Like feces, urine also contains
glucocorticoid metabolites (and some unmetabolized CORT). In the field,
however, it’s very difficult to collect urine samples in a non-invasive manner,
so urine collection for CORT analysis is rarely used outside of the laboratory.
Feathers/Hair
Believe
it or not, you can actually measure CORT in feathers. During molt (feather
growth), each individual feather is vascularized, and CORT from the blood can
be deposited in the feather. After the feather stops growing, the blood supply
is cut of and, supposedly, no further CORT can be deposited in the feather.

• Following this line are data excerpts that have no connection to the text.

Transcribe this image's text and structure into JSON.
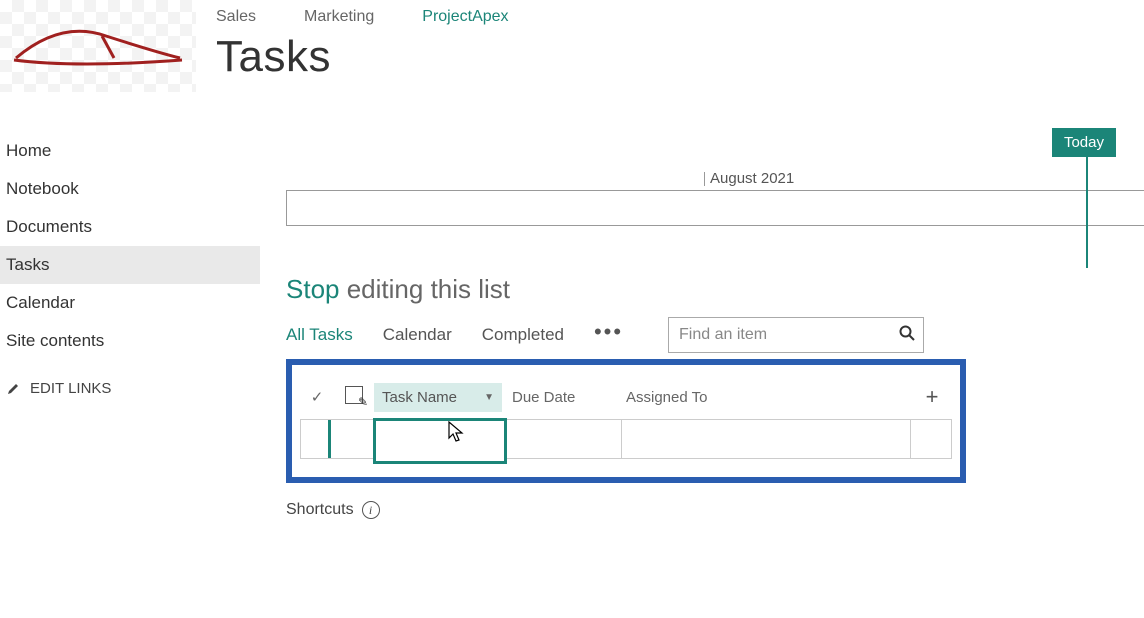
{
  "topNav": {
    "items": [
      {
        "label": "Sales",
        "active": false
      },
      {
        "label": "Marketing",
        "active": false
      },
      {
        "label": "ProjectApex",
        "active": true
      }
    ]
  },
  "pageTitle": "Tasks",
  "sidebar": {
    "items": [
      {
        "label": "Home",
        "selected": false
      },
      {
        "label": "Notebook",
        "selected": false
      },
      {
        "label": "Documents",
        "selected": false
      },
      {
        "label": "Tasks",
        "selected": true
      },
      {
        "label": "Calendar",
        "selected": false
      },
      {
        "label": "Site contents",
        "selected": false
      }
    ],
    "editLinks": "EDIT LINKS"
  },
  "timeline": {
    "todayLabel": "Today",
    "monthLabel": "August 2021"
  },
  "editHeader": {
    "stopLink": "Stop",
    "rest": " editing this list"
  },
  "viewTabs": {
    "items": [
      {
        "label": "All Tasks",
        "active": true
      },
      {
        "label": "Calendar",
        "active": false
      },
      {
        "label": "Completed",
        "active": false
      }
    ]
  },
  "search": {
    "placeholder": "Find an item"
  },
  "columns": {
    "taskName": "Task Name",
    "dueDate": "Due Date",
    "assignedTo": "Assigned To"
  },
  "shortcutsLabel": "Shortcuts"
}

Therefore, feathers provide a good, integrative measure of CORT during the
period of molt.
Plucking
a feather is easy to do and there’s no time limit, unlike blood sampling. Using
feathers can also be non-invasive if the researcher obtains naturally molted
feathers. And another big advantage of using feathers to determine CORT levels
is that feathers from dead birds can also be assayed (like museum specimens!). Also,
feathers do not need to frozen or stored in any specific manner.
The
big downside to using feathers for CORT analysis is that we’re still not too
sure what form of CORT we’re actually measuring. Different antibodies have been
found to have different levels of success during feather CORT analysis, which
has made researchers unsure whether they’re measuring CORT, CORT metabolites,
or other molecules similar in structure to CORT.

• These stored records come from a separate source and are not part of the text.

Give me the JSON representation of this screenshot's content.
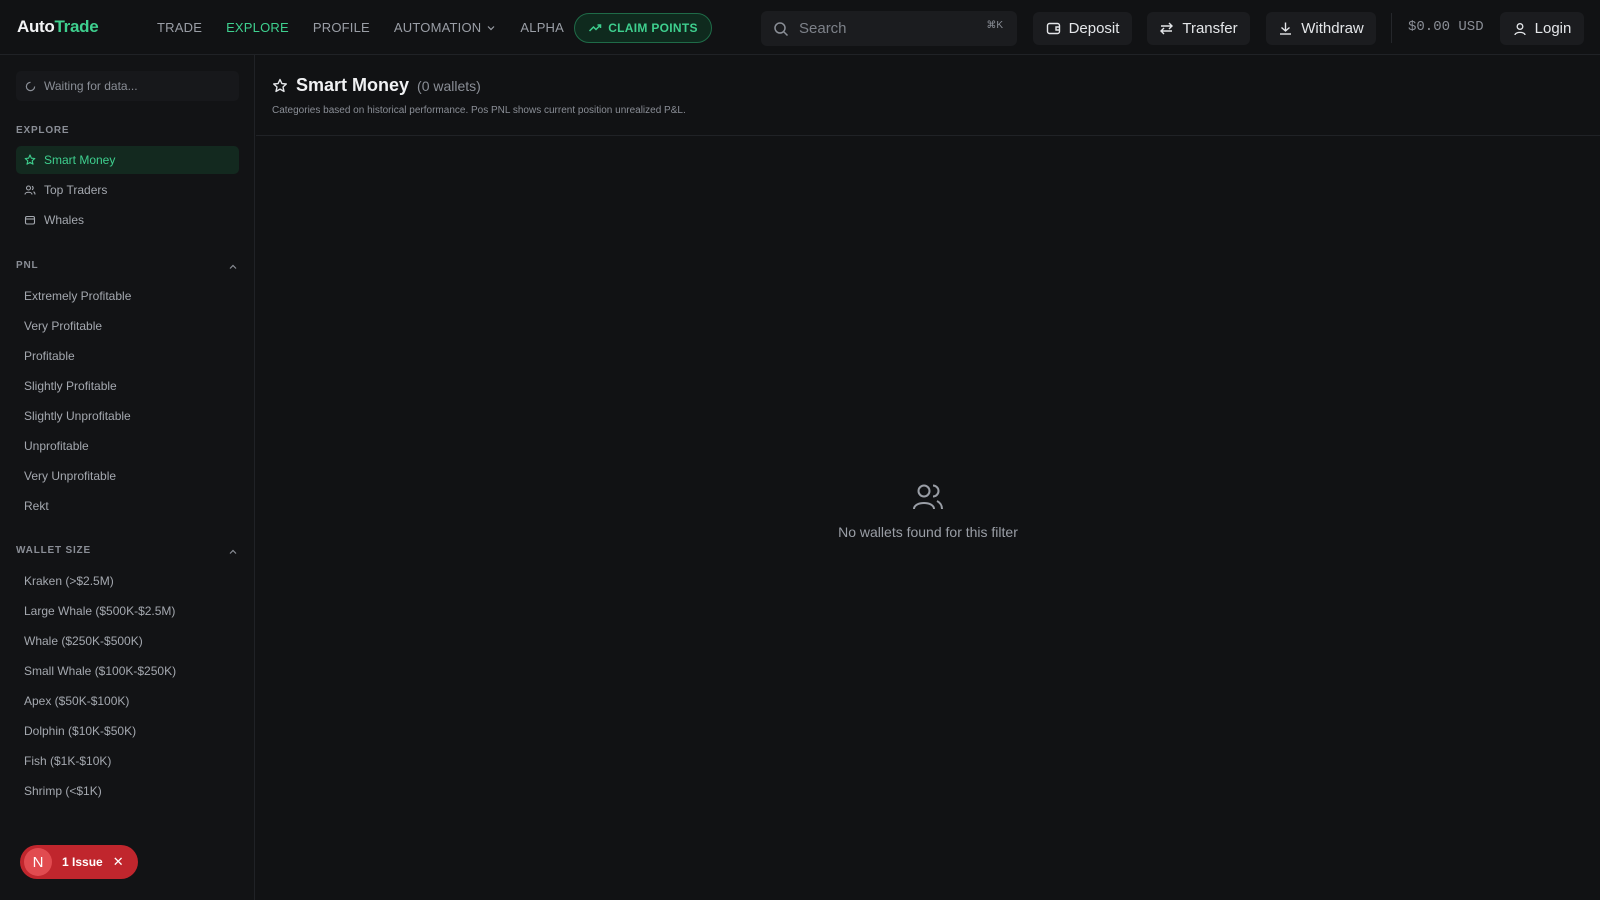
{
  "app": {
    "logo_part1": "Auto",
    "logo_part2": "Trade"
  },
  "nav": {
    "items": [
      {
        "label": "TRADE",
        "active": false
      },
      {
        "label": "EXPLORE",
        "active": true
      },
      {
        "label": "PROFILE",
        "active": false
      },
      {
        "label": "AUTOMATION",
        "active": false,
        "dropdown": true
      },
      {
        "label": "ALPHA",
        "active": false
      }
    ],
    "claim_label": "CLAIM POINTS"
  },
  "search": {
    "placeholder": "Search",
    "shortcut": "⌘K"
  },
  "actions": {
    "deposit": "Deposit",
    "transfer": "Transfer",
    "withdraw": "Withdraw",
    "login": "Login"
  },
  "balance": "$0.00 USD",
  "sidebar": {
    "status": "Waiting for data...",
    "explore_title": "EXPLORE",
    "explore_items": [
      {
        "label": "Smart Money",
        "icon": "star-icon",
        "active": true
      },
      {
        "label": "Top Traders",
        "icon": "users-icon",
        "active": false
      },
      {
        "label": "Whales",
        "icon": "wallet-icon",
        "active": false
      }
    ],
    "pnl_title": "PNL",
    "pnl_items": [
      "Extremely Profitable",
      "Very Profitable",
      "Profitable",
      "Slightly Profitable",
      "Slightly Unprofitable",
      "Unprofitable",
      "Very Unprofitable",
      "Rekt"
    ],
    "size_title": "WALLET SIZE",
    "size_items": [
      "Kraken (>$2.5M)",
      "Large Whale ($500K-$2.5M)",
      "Whale ($250K-$500K)",
      "Small Whale ($100K-$250K)",
      "Apex ($50K-$100K)",
      "Dolphin ($10K-$50K)",
      "Fish ($1K-$10K)",
      "Shrimp (<$1K)"
    ]
  },
  "main": {
    "title": "Smart Money",
    "count": "(0 wallets)",
    "subtitle": "Categories based on historical performance. Pos PNL shows current position unrealized P&L.",
    "empty_message": "No wallets found for this filter"
  },
  "issue": {
    "avatar": "N",
    "label": "1 Issue"
  },
  "colors": {
    "accent": "#3ecf8e",
    "background": "#111214",
    "danger": "#c0262d"
  }
}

Another downside to using feathers
is that, like feces, there’s a sample mass bias where smaller feather samples
have disproportionally higher CORT. Getting a large enough sample can be
difficult because researchers don’t want to compromise a bird’s flying ability,
and there’s also the problem that different feathers are grown at different
times, so pooling certain feathers together may not be appropriate. Feather
mass requirements can also prevent researchers from examining portions of the
feather (sections near the end of the feather are older, and thus represent a
different time period than sections near the bottom), but a recent study found
that different feather sections didn’t correspond to the CORT concentrations in
the blood at the time of their growth, anyway. Feather CORT can be measured via
RIA, but the preparation is a real pain (you have to mince the feather into
little, tiny bits).
CORT
can also be deposited in hair during follicle growth. One advantage of hair
samples is that they can represent CORT exposure over a very long period of time.

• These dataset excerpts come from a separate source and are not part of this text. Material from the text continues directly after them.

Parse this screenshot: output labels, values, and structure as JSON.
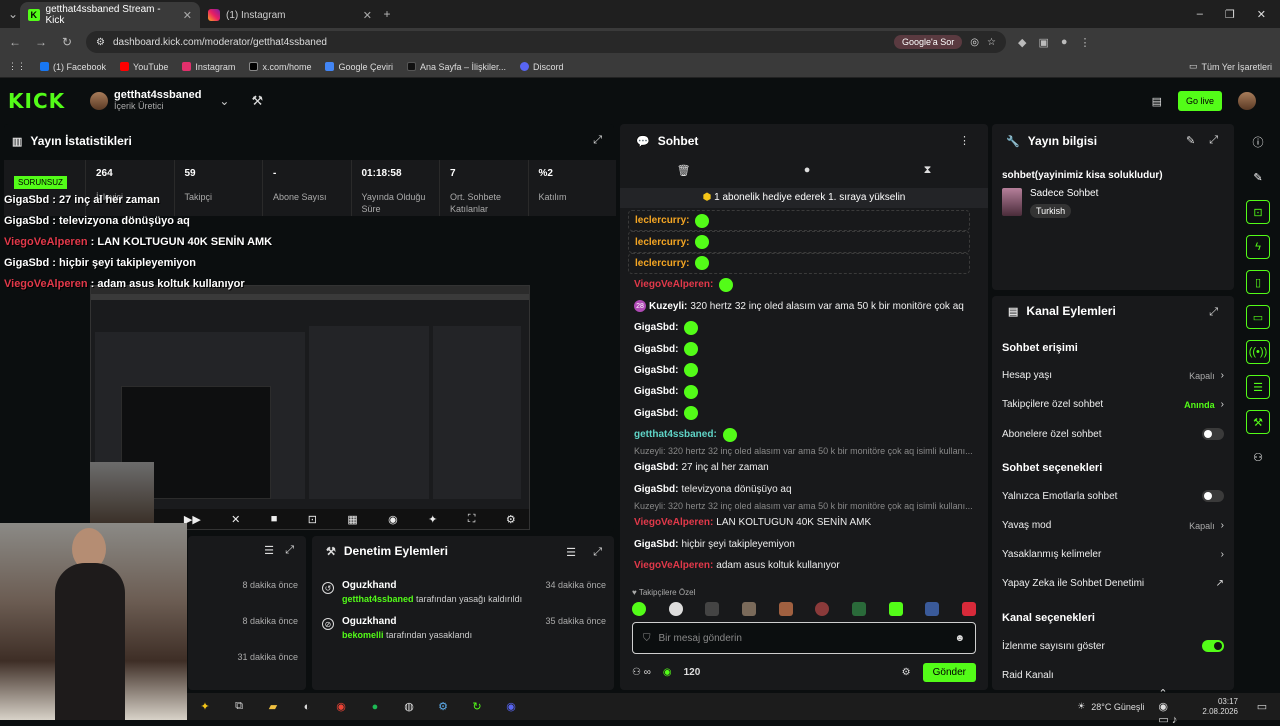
{
  "browser": {
    "tabs": [
      {
        "label": "getthat4ssbaned Stream - Kick",
        "active": true
      },
      {
        "label": "(1) Instagram",
        "active": false
      }
    ],
    "url": "dashboard.kick.com/moderator/getthat4ssbaned",
    "ask_google": "Google'a Sor",
    "bookmarks": [
      "(1) Facebook",
      "YouTube",
      "Instagram",
      "x.com/home",
      "Google Çeviri",
      "Ana Sayfa – İlişkiler...",
      "Discord"
    ],
    "all_bookmarks": "Tüm Yer İşaretleri"
  },
  "header": {
    "logo": "KICK",
    "channel_name": "getthat4ssbaned",
    "channel_role": "İçerik Üretici",
    "go_live": "Go live"
  },
  "stats": {
    "title": "Yayın İstatistikleri",
    "issue_badge": "SORUNSUZ",
    "items": [
      {
        "value": "264",
        "label": "İzleyici"
      },
      {
        "value": "59",
        "label": "Takipçi"
      },
      {
        "value": "-",
        "label": "Abone Sayısı"
      },
      {
        "value": "01:18:58",
        "label": "Yayında Olduğu Süre"
      },
      {
        "value": "7",
        "label": "Ort. Sohbete Katılanlar"
      },
      {
        "value": "%2",
        "label": "Katılım"
      }
    ]
  },
  "overlay_chat": [
    {
      "user": "GigaSbd",
      "text": ": 27 inç al her zaman",
      "red": false
    },
    {
      "user": "GigaSbd",
      "text": ": televizyona dönüşüyo aq",
      "red": false
    },
    {
      "user": "ViegoVeAlperen",
      "text": ": LAN KOLTUGUN 40K SENİN AMK",
      "red": true
    },
    {
      "user": "GigaSbd",
      "text": ": hiçbir şeyi takipleyemiyon",
      "red": false
    },
    {
      "user": "ViegoVeAlperen",
      "text": ": adam asus koltuk kullanıyor",
      "red": true
    }
  ],
  "left_mini": {
    "times": [
      "8 dakika önce",
      "8 dakika önce",
      "31 dakika önce"
    ]
  },
  "moderation": {
    "title": "Denetim Eylemleri",
    "actions": [
      {
        "moderator": "Oguzkhand",
        "target": "getthat4ssbaned",
        "text": "tarafından yasağı kaldırıldı",
        "time": "34 dakika önce"
      },
      {
        "moderator": "Oguzkhand",
        "target": "bekomelli",
        "text": "tarafından yasaklandı",
        "time": "35 dakika önce"
      }
    ]
  },
  "chat": {
    "title": "Sohbet",
    "pinned": "1 abonelik hediye ederek 1. sıraya yükselin",
    "messages": [
      {
        "user": "leclercurry:",
        "color": "orange",
        "text": "",
        "emote": true,
        "box": true
      },
      {
        "user": "leclercurry:",
        "color": "orange",
        "text": "",
        "emote": true,
        "box": true
      },
      {
        "user": "leclercurry:",
        "color": "orange",
        "text": "",
        "emote": true,
        "box": true
      },
      {
        "user": "ViegoVeAlperen:",
        "color": "red",
        "text": "",
        "emote": true,
        "box": false
      },
      {
        "user": "Kuzeyli:",
        "color": "white",
        "text": "320 hertz 32 inç oled alasım var ama 50 k bir monitöre çok aq",
        "emote": false,
        "box": false,
        "level": "28"
      },
      {
        "user": "GigaSbd:",
        "color": "white",
        "text": "",
        "emote": true,
        "box": false
      },
      {
        "user": "GigaSbd:",
        "color": "white",
        "text": "",
        "emote": true,
        "box": false
      },
      {
        "user": "GigaSbd:",
        "color": "white",
        "text": "",
        "emote": true,
        "box": false
      },
      {
        "user": "GigaSbd:",
        "color": "white",
        "text": "",
        "emote": true,
        "box": false
      },
      {
        "user": "GigaSbd:",
        "color": "white",
        "text": "",
        "emote": true,
        "box": false
      },
      {
        "user": "getthat4ssbaned:",
        "color": "cyan",
        "text": "",
        "emote": true,
        "box": false
      },
      {
        "reply": "Kuzeyli: 320 hertz 32 inç oled alasım var ama 50 k bir monitöre çok aq isimli kullanı..."
      },
      {
        "user": "GigaSbd:",
        "color": "white",
        "text": "27 inç al her zaman",
        "emote": false,
        "box": false
      },
      {
        "user": "GigaSbd:",
        "color": "white",
        "text": "televizyona dönüşüyo aq",
        "emote": false,
        "box": false
      },
      {
        "reply": "Kuzeyli: 320 hertz 32 inç oled alasım var ama 50 k bir monitöre çok aq isimli kullanı..."
      },
      {
        "user": "ViegoVeAlperen:",
        "color": "red",
        "text": "LAN KOLTUGUN 40K SENİN AMK",
        "emote": false,
        "box": false
      },
      {
        "user": "GigaSbd:",
        "color": "white",
        "text": "hiçbir şeyi takipleyemiyon",
        "emote": false,
        "box": false
      },
      {
        "user": "ViegoVeAlperen:",
        "color": "red",
        "text": "adam asus koltuk kullanıyor",
        "emote": false,
        "box": false
      }
    ],
    "followers_only": "Takipçilere Özel",
    "input_placeholder": "Bir mesaj gönderin",
    "points": "120",
    "send": "Gönder"
  },
  "info": {
    "title": "Yayın bilgisi",
    "stream_title": "sohbet(yayinimiz kisa solukludur)",
    "category": "Sadece Sohbet",
    "tag": "Turkish"
  },
  "channel_actions": {
    "title": "Kanal Eylemleri",
    "sections": [
      {
        "heading": "Sohbet erişimi",
        "rows": [
          {
            "label": "Hesap yaşı",
            "value": "Kapalı",
            "type": "arrow"
          },
          {
            "label": "Takipçilere özel sohbet",
            "value": "Anında",
            "type": "arrow",
            "green": true
          },
          {
            "label": "Abonelere özel sohbet",
            "value": "",
            "type": "toggle",
            "on": false
          }
        ]
      },
      {
        "heading": "Sohbet seçenekleri",
        "rows": [
          {
            "label": "Yalnızca Emotlarla sohbet",
            "value": "",
            "type": "toggle",
            "on": false
          },
          {
            "label": "Yavaş mod",
            "value": "Kapalı",
            "type": "arrow"
          },
          {
            "label": "Yasaklanmış kelimeler",
            "value": "",
            "type": "arrow"
          },
          {
            "label": "Yapay Zeka ile Sohbet Denetimi",
            "value": "",
            "type": "external"
          }
        ]
      },
      {
        "heading": "Kanal seçenekleri",
        "rows": [
          {
            "label": "İzlenme sayısını göster",
            "value": "",
            "type": "toggle",
            "on": true
          },
          {
            "label": "Raid Kanalı",
            "value": "",
            "type": "none"
          }
        ]
      }
    ]
  },
  "taskbar": {
    "weather": "28°C Güneşli",
    "time": "03:17",
    "date": "2.08.2026"
  }
}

The downside to hair samples is that it’s hard to collect a large enough sample
in a non-invasive manner. And, like feathers, there are still a lot of
questions about what the antibody is actually binding to in the assay. Another
disadvantage to using hair is that the sample could be contaminated with other,
CORT-containing secretions, like saliva or sweat.
So,
I’ve tried to give a basic, if somewhat extensive overview of the different
ways to measure CORT in wild animals. After I was almost done writing this
blog, I came across a great review paper that includes everything I mentioned
and more: Sheriff, M.J. et al. (2011) Measuring stress in wildlife: techniques
for quantifying glucocorticoids. Oecologia
166:869–887. Also, here’s an excellent review on fecal CORT: Goyman, W. (2012) On
the use of non-invasive hormone research in uncontrolled, natural environments:
the problem with sex, diet, metabolic rate and the individual. Methods in Ecology and Evolution 3, 757–765. And finally, my favorite
feather CORT paper: Lattin, C.R. et al. (2011) Elevated corticosterone
in feathers correlates with corticosterone-induced
decreased feather quality: a validation study. Journal of Avian Biology 42, 247-252.